Открылась дальняя дверь, потом ближняя, и в комнату вошла Геля. Атаназий встал и стоял как будто по стойке смирно перед высшими силами. «А будь она бедной евреечкой, я ее любил бы так же? — подумал он. — Конечно, богатство в ней кое-что определило, но я знаю наверняка, что если бы она была той же самой, что и теперь, то была бы она для меня тем же самым в дырявых красных чулках в Коцмыжове или в Конотопе, или еще в какой дыре». Эта уверенность возвысила его в собственных глазах. Кажется, это на самом деле было правдой.

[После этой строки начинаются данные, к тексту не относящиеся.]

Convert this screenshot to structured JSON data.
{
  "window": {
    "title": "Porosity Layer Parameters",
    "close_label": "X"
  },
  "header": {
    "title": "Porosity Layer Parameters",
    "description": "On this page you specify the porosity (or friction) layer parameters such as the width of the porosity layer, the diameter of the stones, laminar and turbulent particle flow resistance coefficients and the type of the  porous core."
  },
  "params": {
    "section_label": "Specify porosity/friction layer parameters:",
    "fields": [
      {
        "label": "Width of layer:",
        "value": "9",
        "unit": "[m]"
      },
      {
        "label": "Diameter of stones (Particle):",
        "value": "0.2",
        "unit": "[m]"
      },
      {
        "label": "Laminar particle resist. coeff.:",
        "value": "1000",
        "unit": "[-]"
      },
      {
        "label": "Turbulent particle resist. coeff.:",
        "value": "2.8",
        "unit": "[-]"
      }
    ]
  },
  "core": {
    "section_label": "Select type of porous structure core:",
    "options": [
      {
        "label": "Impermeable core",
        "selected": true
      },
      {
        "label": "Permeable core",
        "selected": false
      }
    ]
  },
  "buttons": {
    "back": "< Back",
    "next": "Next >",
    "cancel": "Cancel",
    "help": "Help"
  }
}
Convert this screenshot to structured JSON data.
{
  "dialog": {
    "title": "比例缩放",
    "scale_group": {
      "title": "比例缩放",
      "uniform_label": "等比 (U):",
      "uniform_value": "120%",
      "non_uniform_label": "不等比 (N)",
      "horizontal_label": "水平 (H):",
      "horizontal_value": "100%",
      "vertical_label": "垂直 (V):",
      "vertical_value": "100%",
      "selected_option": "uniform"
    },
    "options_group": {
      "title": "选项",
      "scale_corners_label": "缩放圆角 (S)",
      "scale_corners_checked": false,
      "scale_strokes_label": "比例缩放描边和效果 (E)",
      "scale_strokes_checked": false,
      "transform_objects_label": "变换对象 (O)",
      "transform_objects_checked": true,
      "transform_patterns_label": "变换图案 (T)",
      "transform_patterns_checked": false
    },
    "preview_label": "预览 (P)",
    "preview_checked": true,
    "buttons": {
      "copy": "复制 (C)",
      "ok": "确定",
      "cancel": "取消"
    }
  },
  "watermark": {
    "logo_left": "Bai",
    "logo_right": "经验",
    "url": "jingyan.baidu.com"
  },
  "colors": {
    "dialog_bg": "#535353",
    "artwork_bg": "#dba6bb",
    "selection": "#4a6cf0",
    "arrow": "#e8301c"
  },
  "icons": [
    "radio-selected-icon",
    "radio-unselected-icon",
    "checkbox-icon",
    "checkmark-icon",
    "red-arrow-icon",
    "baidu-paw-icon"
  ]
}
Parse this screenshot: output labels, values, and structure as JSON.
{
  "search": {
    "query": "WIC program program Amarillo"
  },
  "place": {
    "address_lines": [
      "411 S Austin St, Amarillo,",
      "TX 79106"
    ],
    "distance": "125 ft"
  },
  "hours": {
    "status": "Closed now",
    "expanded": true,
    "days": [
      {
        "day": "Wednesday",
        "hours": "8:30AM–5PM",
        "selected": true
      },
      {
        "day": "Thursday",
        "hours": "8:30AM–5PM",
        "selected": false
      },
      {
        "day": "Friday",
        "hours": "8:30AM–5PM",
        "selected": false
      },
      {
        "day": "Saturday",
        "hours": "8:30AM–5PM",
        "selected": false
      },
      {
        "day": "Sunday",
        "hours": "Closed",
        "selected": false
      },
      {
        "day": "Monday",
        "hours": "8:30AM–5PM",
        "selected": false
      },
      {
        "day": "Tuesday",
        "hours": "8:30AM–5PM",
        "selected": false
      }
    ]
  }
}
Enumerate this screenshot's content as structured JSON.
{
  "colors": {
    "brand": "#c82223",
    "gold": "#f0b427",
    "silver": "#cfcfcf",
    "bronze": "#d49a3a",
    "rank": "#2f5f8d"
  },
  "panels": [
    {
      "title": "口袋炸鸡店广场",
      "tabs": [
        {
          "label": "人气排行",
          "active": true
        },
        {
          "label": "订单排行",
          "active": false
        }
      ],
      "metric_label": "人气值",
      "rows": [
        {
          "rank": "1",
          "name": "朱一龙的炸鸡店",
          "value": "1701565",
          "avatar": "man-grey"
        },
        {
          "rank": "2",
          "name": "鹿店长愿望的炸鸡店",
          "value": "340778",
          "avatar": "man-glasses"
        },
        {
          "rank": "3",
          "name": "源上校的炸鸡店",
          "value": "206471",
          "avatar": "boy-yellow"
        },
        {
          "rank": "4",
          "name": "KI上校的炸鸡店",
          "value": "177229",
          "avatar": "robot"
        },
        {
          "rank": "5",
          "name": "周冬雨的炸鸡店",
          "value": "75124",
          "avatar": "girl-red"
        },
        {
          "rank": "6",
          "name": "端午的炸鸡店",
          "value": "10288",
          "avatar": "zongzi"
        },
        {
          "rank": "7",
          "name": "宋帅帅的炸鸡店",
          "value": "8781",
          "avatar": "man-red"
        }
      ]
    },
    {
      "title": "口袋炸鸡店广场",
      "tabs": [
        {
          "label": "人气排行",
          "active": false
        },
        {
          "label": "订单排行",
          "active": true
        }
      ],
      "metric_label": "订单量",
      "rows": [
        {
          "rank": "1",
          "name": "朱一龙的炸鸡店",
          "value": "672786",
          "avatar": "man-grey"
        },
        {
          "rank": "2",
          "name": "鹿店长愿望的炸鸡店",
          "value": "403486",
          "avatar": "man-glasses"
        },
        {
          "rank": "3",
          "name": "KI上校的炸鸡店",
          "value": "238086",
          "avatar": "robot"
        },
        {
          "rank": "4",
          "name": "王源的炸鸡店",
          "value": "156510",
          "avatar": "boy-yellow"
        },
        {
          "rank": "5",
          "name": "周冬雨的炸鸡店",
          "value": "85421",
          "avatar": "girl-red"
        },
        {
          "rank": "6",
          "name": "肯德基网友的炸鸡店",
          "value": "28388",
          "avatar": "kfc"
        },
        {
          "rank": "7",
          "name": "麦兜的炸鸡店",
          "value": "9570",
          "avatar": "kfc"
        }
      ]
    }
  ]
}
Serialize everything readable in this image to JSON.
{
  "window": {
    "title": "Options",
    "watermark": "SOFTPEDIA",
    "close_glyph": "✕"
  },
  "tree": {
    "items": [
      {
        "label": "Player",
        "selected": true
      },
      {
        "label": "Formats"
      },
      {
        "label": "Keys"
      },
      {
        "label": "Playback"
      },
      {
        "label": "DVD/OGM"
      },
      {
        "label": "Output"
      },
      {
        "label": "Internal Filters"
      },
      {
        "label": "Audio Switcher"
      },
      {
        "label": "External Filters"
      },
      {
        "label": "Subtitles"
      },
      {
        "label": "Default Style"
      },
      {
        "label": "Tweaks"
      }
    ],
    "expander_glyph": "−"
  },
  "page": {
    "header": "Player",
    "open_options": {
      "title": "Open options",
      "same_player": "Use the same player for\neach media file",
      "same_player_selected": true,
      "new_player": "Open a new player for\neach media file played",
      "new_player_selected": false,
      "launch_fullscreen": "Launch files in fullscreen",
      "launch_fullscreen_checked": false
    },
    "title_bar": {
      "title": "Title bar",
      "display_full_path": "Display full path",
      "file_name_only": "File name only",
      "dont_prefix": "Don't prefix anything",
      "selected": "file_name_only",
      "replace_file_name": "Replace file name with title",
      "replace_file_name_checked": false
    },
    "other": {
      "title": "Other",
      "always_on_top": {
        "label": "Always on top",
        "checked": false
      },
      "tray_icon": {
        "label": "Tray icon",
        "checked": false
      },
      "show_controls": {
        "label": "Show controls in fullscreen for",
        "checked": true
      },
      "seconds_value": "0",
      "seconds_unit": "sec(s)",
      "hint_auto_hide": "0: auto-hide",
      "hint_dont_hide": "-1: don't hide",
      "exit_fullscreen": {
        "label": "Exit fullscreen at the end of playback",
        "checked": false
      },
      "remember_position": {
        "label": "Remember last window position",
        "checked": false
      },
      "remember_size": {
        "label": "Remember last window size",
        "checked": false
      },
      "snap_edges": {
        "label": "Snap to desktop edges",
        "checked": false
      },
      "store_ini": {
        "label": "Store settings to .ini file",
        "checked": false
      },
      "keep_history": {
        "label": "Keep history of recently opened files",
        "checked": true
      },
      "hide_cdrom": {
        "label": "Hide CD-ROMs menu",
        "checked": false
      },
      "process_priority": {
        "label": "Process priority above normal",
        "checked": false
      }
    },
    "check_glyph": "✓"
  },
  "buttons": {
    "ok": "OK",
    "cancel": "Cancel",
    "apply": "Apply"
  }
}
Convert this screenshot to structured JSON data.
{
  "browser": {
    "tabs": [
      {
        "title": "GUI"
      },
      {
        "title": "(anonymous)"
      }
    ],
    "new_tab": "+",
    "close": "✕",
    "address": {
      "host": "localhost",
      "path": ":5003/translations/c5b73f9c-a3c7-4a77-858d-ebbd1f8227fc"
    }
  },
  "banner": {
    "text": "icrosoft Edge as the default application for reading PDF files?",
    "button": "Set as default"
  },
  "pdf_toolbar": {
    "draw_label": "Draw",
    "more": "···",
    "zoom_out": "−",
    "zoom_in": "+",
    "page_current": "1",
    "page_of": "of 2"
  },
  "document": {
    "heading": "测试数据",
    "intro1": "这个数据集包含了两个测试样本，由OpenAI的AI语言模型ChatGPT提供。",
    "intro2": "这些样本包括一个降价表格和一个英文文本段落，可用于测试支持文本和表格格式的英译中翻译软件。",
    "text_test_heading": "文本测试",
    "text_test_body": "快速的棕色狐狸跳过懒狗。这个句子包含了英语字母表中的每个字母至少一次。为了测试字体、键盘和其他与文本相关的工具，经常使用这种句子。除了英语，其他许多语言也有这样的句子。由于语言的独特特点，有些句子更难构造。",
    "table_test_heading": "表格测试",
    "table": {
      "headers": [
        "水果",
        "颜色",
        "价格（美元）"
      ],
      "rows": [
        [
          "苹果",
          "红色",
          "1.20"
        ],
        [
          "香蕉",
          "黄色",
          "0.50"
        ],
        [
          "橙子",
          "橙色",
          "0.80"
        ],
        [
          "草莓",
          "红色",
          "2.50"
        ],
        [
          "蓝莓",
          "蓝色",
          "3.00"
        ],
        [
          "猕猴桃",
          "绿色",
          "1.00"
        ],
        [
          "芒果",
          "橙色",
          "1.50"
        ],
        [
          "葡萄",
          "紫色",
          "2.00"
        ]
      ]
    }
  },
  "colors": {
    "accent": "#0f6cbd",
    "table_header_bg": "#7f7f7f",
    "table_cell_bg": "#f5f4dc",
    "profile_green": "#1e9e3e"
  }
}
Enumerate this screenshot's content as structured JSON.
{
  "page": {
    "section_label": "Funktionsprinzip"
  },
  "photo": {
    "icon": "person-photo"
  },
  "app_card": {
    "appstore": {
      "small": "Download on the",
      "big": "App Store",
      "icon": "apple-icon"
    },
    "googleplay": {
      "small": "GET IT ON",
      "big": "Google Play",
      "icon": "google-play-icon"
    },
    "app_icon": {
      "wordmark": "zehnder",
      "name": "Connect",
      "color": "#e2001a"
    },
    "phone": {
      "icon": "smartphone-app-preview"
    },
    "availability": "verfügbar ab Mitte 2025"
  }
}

— Геля, — начал он так, будто рапортовал вышестоящему начальству, — у меня такое впечатление, что ты на меня обиделась из-за этого слона. Может, ты думаешь, что я испугался... — Тут он вспомнил сообщение о смерти ее отца и смутился. — Прости, что я в этот момент, когда ты... но я могу ради тебя убить себя в любую минуту, чтобы доказать тебе, что это не от страха... Но гибнуть таким идиотским образом...

— Глупый ты, но я все равно люблю тебя. — Тут она поцеловала его в голову так, как еще никогда не целовала.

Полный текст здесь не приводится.